Durante su participación en el programa "Otro día perdido", conducido por Mario Pergolini, la actriz Julieta Ortega compartió recuerdos de su paso por "Sex", la innovadora obra creada por José María Muscari que revolucionó el ámbito teatral de Buenos Aires. Esta propuesta, que combina la inmersión del espectador con una interacción constante, tuvo un impacto significativo en la escena porteña y se convirtió en un fenómeno cultural. Ortega, quien formó parte del elenco durante casi dos años, evocó los nervios de sus primeras presentaciones y las anécdotas que marcaron su experiencia en el espectáculo.
La actriz destacó que, aunque al principio sentía una gran ansiedad antes de cada función, rápidamente logró adaptarse a la dinámica del show. Esta obra se caracteriza por la ruptura de la cuarta pared, lo que permite que la audiencia se sienta parte del mismo, creando situaciones inesperadas tanto dentro como fuera del escenario. La interacción constante con el público no solo es parte del espectáculo, sino que también se convierte en un elemento esencial para el desarrollo de la actuación, lo que permite a los actores encontrar una conexión más profunda con quienes asisten.
Ortega se unió a "Sex" cuando la obra ya contaba con varios años en cartel, y su experiencia se extendió por diversas ciudades, incluyendo Buenos Aires y Mar del Plata. Recuerda haber sentido una mezcla de emoción y nerviosismo en su debut, pero con el tiempo esa ansiedad se transformó en disfrute y libertad al actuar. "Sex" exigía una entrega total y una adaptación constante a los cambios de elenco y a los distintos espacios de presentación, lo que enriqueció su formación como actriz y le permitió disfrutar de la experiencia de manera plena.
En su relato, Julieta también habló sobre la singularidad del público que asiste a "Sex". Destacó que había espectadores que se convirtieron en habituales, quienes asistían a varias funciones, creando una especie de ritual que recordaba a la época dorada de las vedettes. Esto genera una dinámica de admiración que, si bien tiene sus similitudes con el pasado, presenta las particularidades de la actualidad. La actriz bromeó sobre la falta de flores que solían llevar los admiradores en comparación con épocas anteriores, aunque admitió que en ocasiones recibía algún presente en su camerino.
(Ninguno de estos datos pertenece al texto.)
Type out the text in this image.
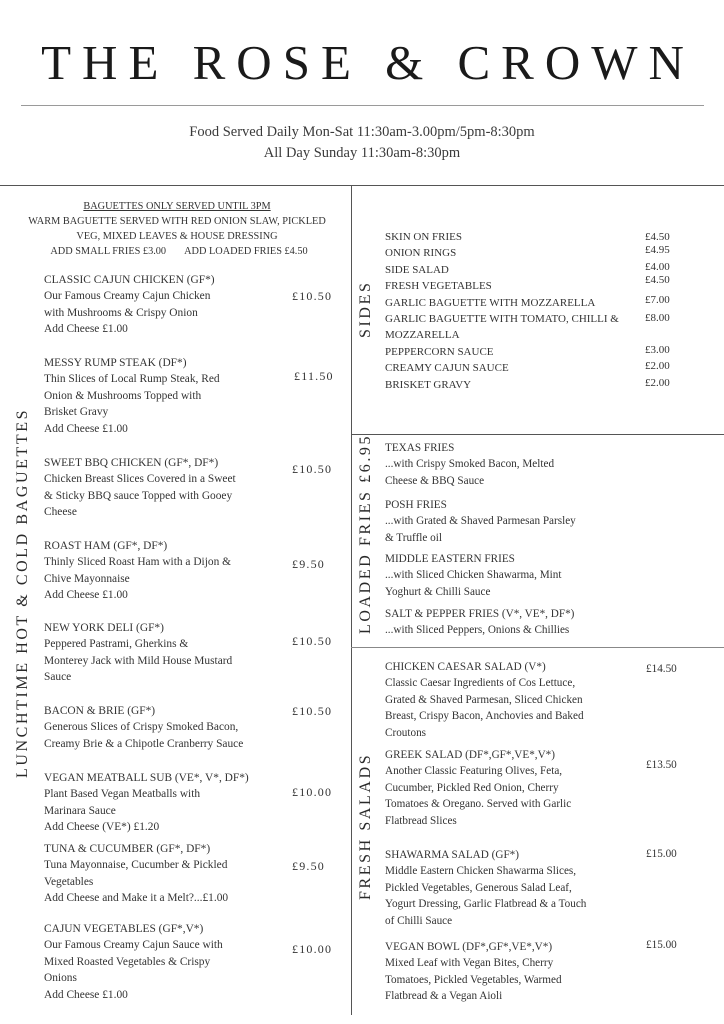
THE ROSE & CROWN
Food Served Daily Mon-Sat 11:30am-3.00pm/5pm-8:30pm
All Day Sunday 11:30am-8:30pm
LUNCHTIME HOT & COLD BAGUETTES
BAGUETTES ONLY SERVED UNTIL 3PM
WARM BAGUETTE SERVED WITH RED ONION SLAW, PICKLED
VEG, MIXED LEAVES & HOUSE DRESSING
ADD SMALL FRIES £3.00 ADD LOADED FRIES £4.50
CLASSIC CAJUN CHICKEN (GF*)
Our Famous Creamy Cajun Chicken
with Mushrooms & Crispy Onion
Add Cheese £1.00
£10.50
MESSY RUMP STEAK (DF*)
Thin Slices of Local Rump Steak, Red
Onion & Mushrooms Topped with
Brisket Gravy
Add Cheese £1.00
£11.50
SWEET BBQ CHICKEN (GF*, DF*)
Chicken Breast Slices Covered in a Sweet
& Sticky BBQ sauce Topped with Gooey
Cheese
£10.50
ROAST HAM (GF*, DF*)
Thinly Sliced Roast Ham with a Dijon &
Chive Mayonnaise
Add Cheese £1.00
£9.50
NEW YORK DELI (GF*)
Peppered Pastrami, Gherkins &
Monterey Jack with Mild House Mustard
Sauce
£10.50
BACON & BRIE (GF*)
Generous Slices of Crispy Smoked Bacon,
Creamy Brie & a Chipotle Cranberry Sauce
£10.50
VEGAN MEATBALL SUB (VE*, V*, DF*)
Plant Based Vegan Meatballs with
Marinara Sauce
Add Cheese (VE*) £1.20
£10.00
TUNA & CUCUMBER (GF*, DF*)
Tuna Mayonnaise, Cucumber & Pickled
Vegetables
Add Cheese and Make it a Melt?...£1.00
£9.50
CAJUN VEGETABLES (GF*,V*)
Our Famous Creamy Cajun Sauce with
Mixed Roasted Vegetables & Crispy
Onions
Add Cheese £1.00
£10.00
SIDES
SKIN ON FRIES	£4.50
ONION RINGS	£4.95
SIDE SALAD	£4.00
FRESH VEGETABLES	£4.50
GARLIC BAGUETTE WITH MOZZARELLA	£7.00
GARLIC BAGUETTE WITH TOMATO, CHILLI & £8.00
MOZZARELLA
PEPPERCORN SAUCE	£3.00
CREAMY CAJUN SAUCE	£2.00
BRISKET GRAVY	£2.00
LOADED FRIES £6.95 TEXAS FRIES
...with Crispy Smoked Bacon, Melted
Cheese & BBQ Sauce
POSH FRIES
...with Grated & Shaved Parmesan Parsley
& Truffle oil
MIDDLE EASTERN FRIES
...with Sliced Chicken Shawarma, Mint
Yoghurt & Chilli Sauce
SALT & PEPPER FRIES (V*, VE*, DF*)
...with Sliced Peppers, Onions & Chillies
FRESH SALADS
CHICKEN CAESAR SALAD (V*)
Classic Caesar Ingredients of Cos Lettuce,
Grated & Shaved Parmesan, Sliced Chicken
Breast, Crispy Bacon, Anchovies and Baked
Croutons
£14.50
GREEK SALAD (DF*,GF*,VE*,V*)
Another Classic Featuring Olives, Feta,
Cucumber, Pickled Red Onion, Cherry
Tomatoes & Oregano. Served with Garlic
Flatbread Slices
£13.50
SHAWARMA SALAD (GF*)
Middle Eastern Chicken Shawarma Slices,
Pickled Vegetables, Generous Salad Leaf,
Yogurt Dressing, Garlic Flatbread & a Touch
of Chilli Sauce
£15.00
VEGAN BOWL (DF*,GF*,VE*,V*)
Mixed Leaf with Vegan Bites, Cherry
Tomatoes, Pickled Vegetables, Warmed
Flatbread & a Vegan Aioli
£15.00
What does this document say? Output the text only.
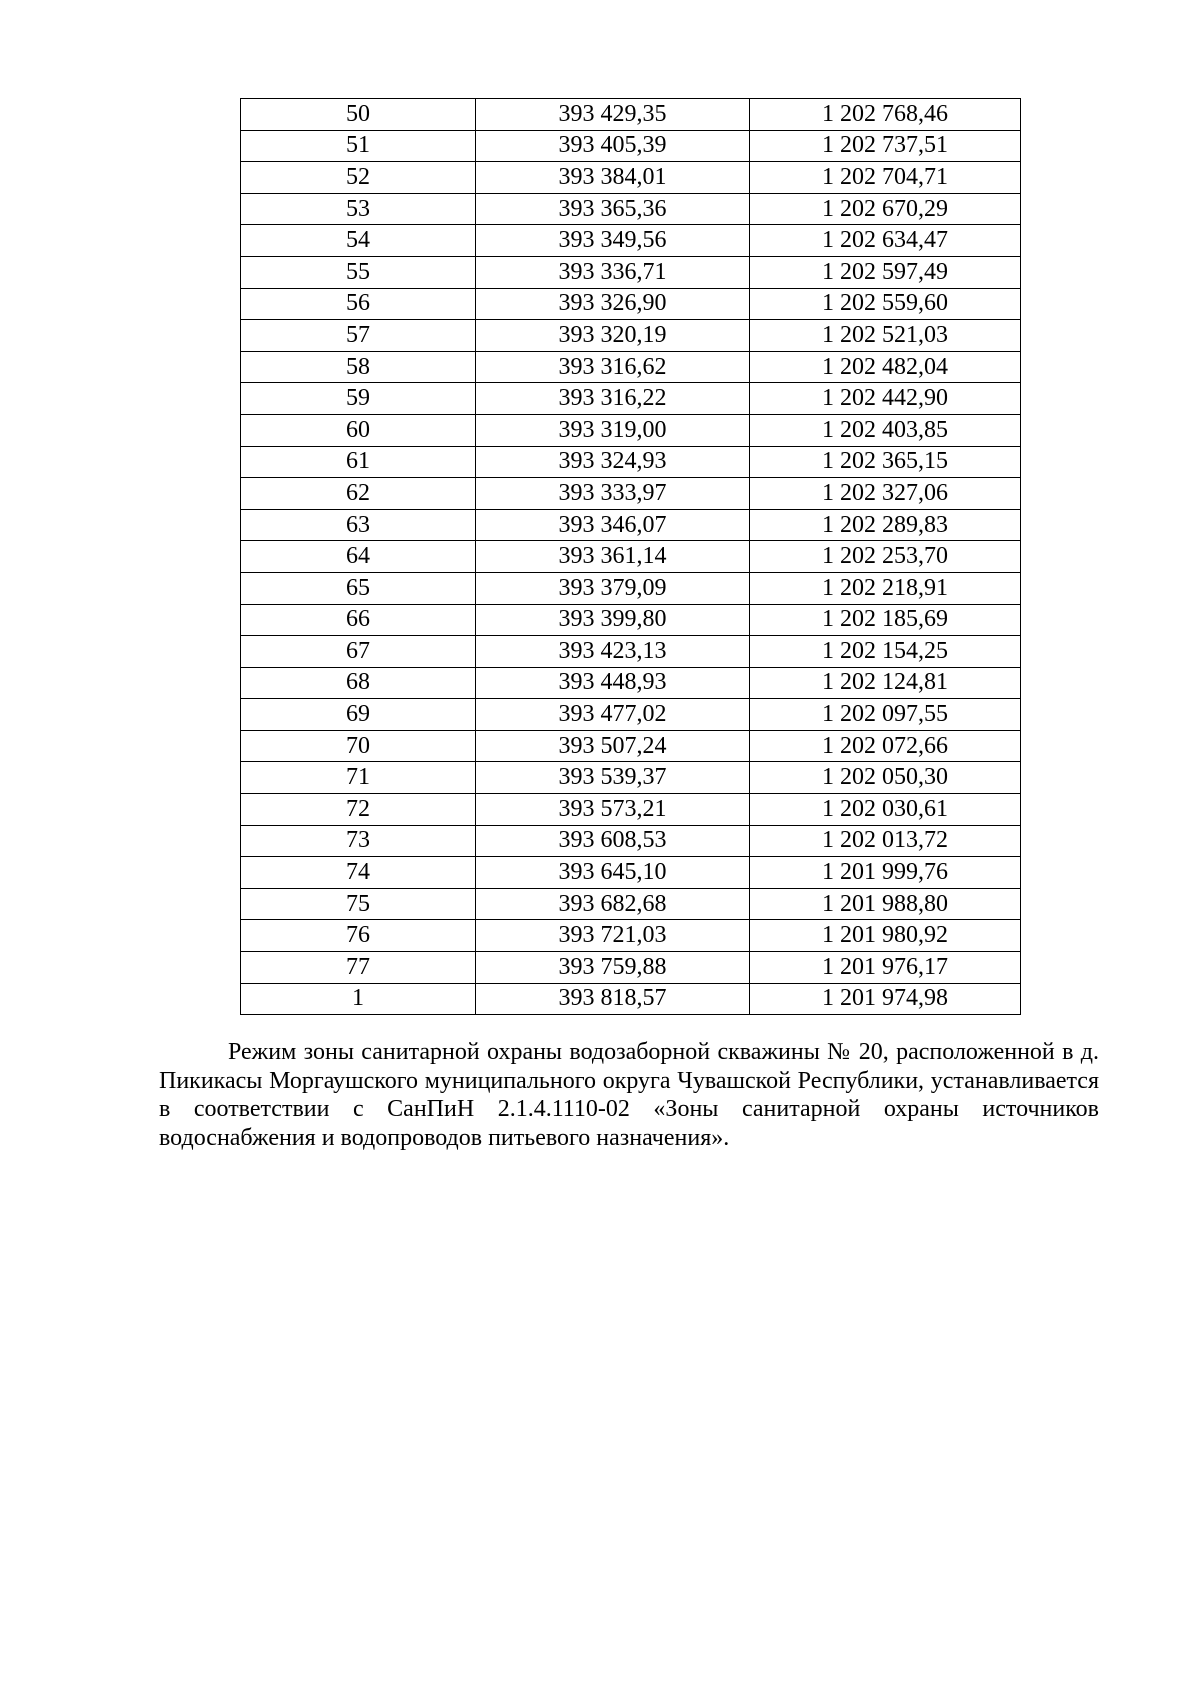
50	393 429,35	1 202 768,46
51	393 405,39	1 202 737,51
52	393 384,01	1 202 704,71
53	393 365,36	1 202 670,29
54	393 349,56	1 202 634,47
55	393 336,71	1 202 597,49
56	393 326,90	1 202 559,60
57	393 320,19	1 202 521,03
58	393 316,62	1 202 482,04
59	393 316,22	1 202 442,90
60	393 319,00	1 202 403,85
61	393 324,93	1 202 365,15
62	393 333,97	1 202 327,06
63	393 346,07	1 202 289,83
64	393 361,14	1 202 253,70
65	393 379,09	1 202 218,91
66	393 399,80	1 202 185,69
67	393 423,13	1 202 154,25
68	393 448,93	1 202 124,81
69	393 477,02	1 202 097,55
70	393 507,24	1 202 072,66
71	393 539,37	1 202 050,30
72	393 573,21	1 202 030,61
73	393 608,53	1 202 013,72
74	393 645,10	1 201 999,76
75	393 682,68	1 201 988,80
76	393 721,03	1 201 980,92
77	393 759,88	1 201 976,17
1	393 818,57	1 201 974,98

Режим зоны санитарной охраны водозаборной скважины № 20, расположенной в д. Пикикасы Моргаушского муниципального округа Чувашской Республики, устанавливается в соответствии с СанПиН 2.1.4.1110-02 «Зоны санитарной охраны источников водоснабжения и водопроводов питьевого назначения».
Uno de los momentos más distintivos que compartió Ortega fue el contacto directo con el público tras cada función. La actriz reveló entre risas que muchos jóvenes la esperaban a la salida del teatro, lo que generaba situaciones divertidas y espontáneas. Recordó un caso en particular en el que un espectador se acercó de manera tan directa que ella no pudo evitar elogiar su valentía, convirtiendo ese momento en un recuerdo entrañable.
Sin embargo, también reconoció que la sensualidad de la propuesta puede dar lugar a malentendidos, ya que algunos asistentes pueden interpretar la interacción como una señal de interés personal. A pesar de esto, Ortega subrayó que la mayoría de las veces esas situaciones se manejan con naturalidad y sin complicaciones. La obra dirigida por Muscari ha logrado establecerse como un hito en el teatro argentino, acumulando más de 800 mil espectadores a lo largo de sus siete años en cartel.
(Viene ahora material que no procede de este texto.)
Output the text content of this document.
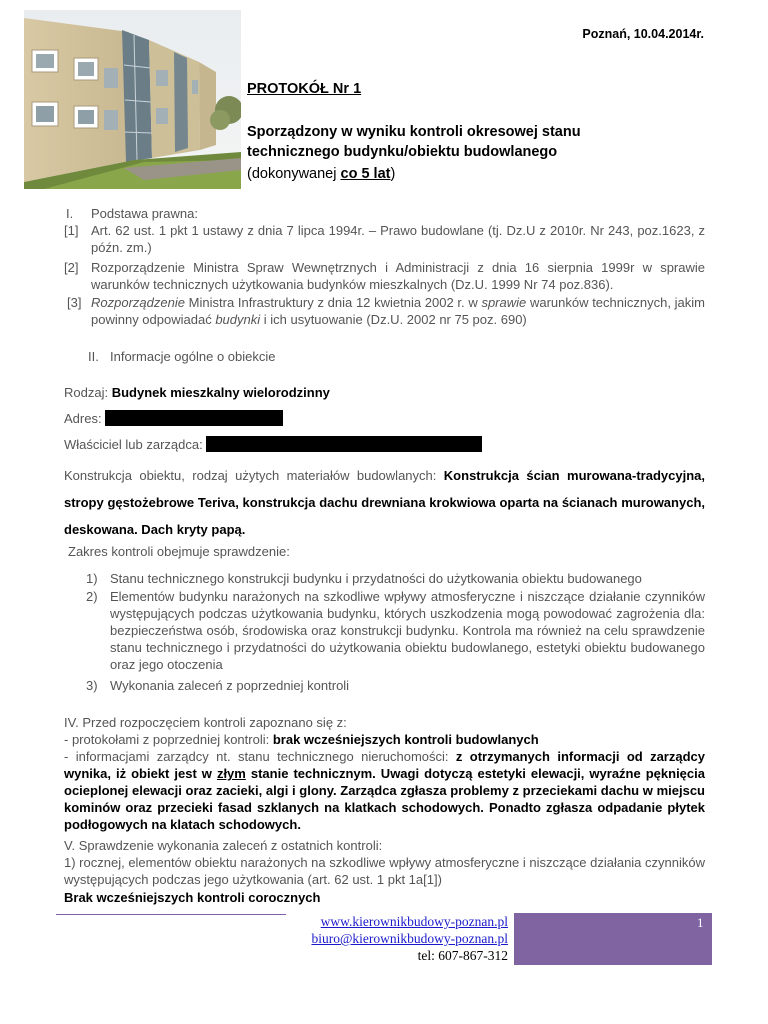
Poznań, 10.04.2014r.
PROTOKÓŁ Nr 1
Sporządzony w wyniku kontroli okresowej stanu
technicznego budynku/obiektu budowlanego
(dokonywanej co 5 lat)
I. Podstawa prawna:
[1] Art. 62 ust. 1 pkt 1 ustawy z dnia 7 lipca 1994r. – Prawo budowlane (tj. Dz.U z 2010r. Nr 243, poz.1623, z późn. zm.)
[2] Rozporządzenie Ministra Spraw Wewnętrznych i Administracji z dnia 16 sierpnia 1999r w sprawie warunków technicznych użytkowania budynków mieszkalnych (Dz.U. 1999 Nr 74 poz.836).
[3] Rozporządzenie Ministra Infrastruktury z dnia 12 kwietnia 2002 r. w sprawie warunków technicznych, jakim powinny odpowiadać budynki i ich usytuowanie (Dz.U. 2002 nr 75 poz. 690)
II. Informacje ogólne o obiekcie
Rodzaj: Budynek mieszkalny wielorodzinny
Adres:
Właściciel lub zarządca:
Konstrukcja obiektu, rodzaj użytych materiałów budowlanych: Konstrukcja ścian murowana-tradycyjna, stropy gęstożebrowe Teriva, konstrukcja dachu drewniana krokwiowa oparta na ścianach murowanych, deskowana. Dach kryty papą.
Zakres kontroli obejmuje sprawdzenie:
1) Stanu technicznego konstrukcji budynku i przydatności do użytkowania obiektu budowanego
2) Elementów budynku narażonych na szkodliwe wpływy atmosferyczne i niszczące działanie czynników występujących podczas użytkowania budynku, których uszkodzenia mogą powodować zagrożenia dla: bezpieczeństwa osób, środowiska oraz konstrukcji budynku. Kontrola ma również na celu sprawdzenie stanu technicznego i przydatności do użytkowania obiektu budowlanego, estetyki obiektu budowanego oraz jego otoczenia
3) Wykonania zaleceń z poprzedniej kontroli
IV. Przed rozpoczęciem kontroli zapoznano się z:
- protokołami z poprzedniej kontroli: brak wcześniejszych kontroli budowlanych
- informacjami zarządcy nt. stanu technicznego nieruchomości: z otrzymanych informacji od zarządcy wynika, iż obiekt jest w złym stanie technicznym. Uwagi dotyczą estetyki elewacji, wyraźne pęknięcia ocieplonej elewacji oraz zacieki, algi i glony. Zarządca zgłasza problemy z przeciekami dachu w miejscu kominów oraz przecieki fasad szklanych na klatkach schodowych. Ponadto zgłasza odpadanie płytek podłogowych na klatach schodowych.
V. Sprawdzenie wykonania zaleceń z ostatnich kontroli:
1) rocznej, elementów obiektu narażonych na szkodliwe wpływy atmosferyczne i niszczące działania czynników występujących podczas jego użytkowania (art. 62 ust. 1 pkt 1a[1])
Brak wcześniejszych kontroli corocznych
1
www.kierownikbudowy-poznan.pl
biuro@kierownikbudowy-poznan.pl
tel: 607-867-312
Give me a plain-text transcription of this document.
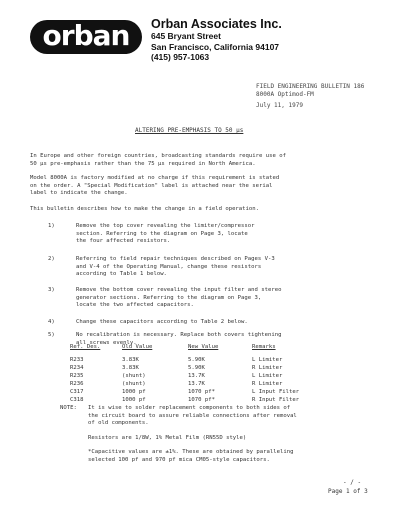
orban	Orban Associates Inc.
645 Bryant Street
San Francisco, California 94107
(415) 957-1063
FIELD ENGINEERING BULLETIN 186
8000A Optimod-FM
July 11, 1979
ALTERING PRE-EMPHASIS TO 50 µs
In Europe and other foreign countries, broadcasting standards require use of
50 µs pre-emphasis rather than the 75 µs required in North America.
Model 8000A is factory modified at no charge if this requirement is stated
on the order. A "Special Modification" label is attached near the serial
label to indicate the change.
This bulletin describes how to make the change in a field operation.
1)	Remove the top cover revealing the limiter/compressor
section. Referring to the diagram on Page 3, locate
the four affected resistors.
2)	Referring to field repair techniques described on Pages V-3
and V-4 of the Operating Manual, change these resistors
according to Table 1 below.
3)	Remove the bottom cover revealing the input filter and stereo
generator sections. Referring to the diagram on Page 3,
locate the two affected capacitors.
4)	Change these capacitors according to Table 2 below.
5)	No recalibration is necessary. Replace both covers tightening
all screws evenly.
Ref. Des.	Old Value	New Value	Remarks
R233	3.83K	5.90K	L Limiter
R234	3.83K	5.90K	R Limiter
R235	(shunt)	13.7K	L Limiter
R236	(shunt)	13.7K	R Limiter
C317	1000 pf	1070 pf*	L Input Filter
C318	1000 pf	1070 pf*	R Input Filter
NOTE: It is wise to solder replacement components to both sides of
the circuit board to assure reliable connections after removal
of old components.
Resistors are 1/8W, 1% Metal Film (RN55D style)
*Capacitive values are ±1%. These are obtained by paralleling
selected 100 pf and 970 pf mica CM05-style capacitors.
- / -
Page 1 of 3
La originalidad de "Sex" radica en su formato, que reemplaza las tradicionales butacas por mesas donde los espectadores pueden cenar o beber durante la función. Esto, junto con la rotación constante del elenco, convierte cada presentación en una experiencia única e irrepetible. Julieta Ortega enfatizó la libertad y la catarsis que genera esta obra, lo que la ha llevado a convertirse en un referente dentro del teatro contemporáneo argentino.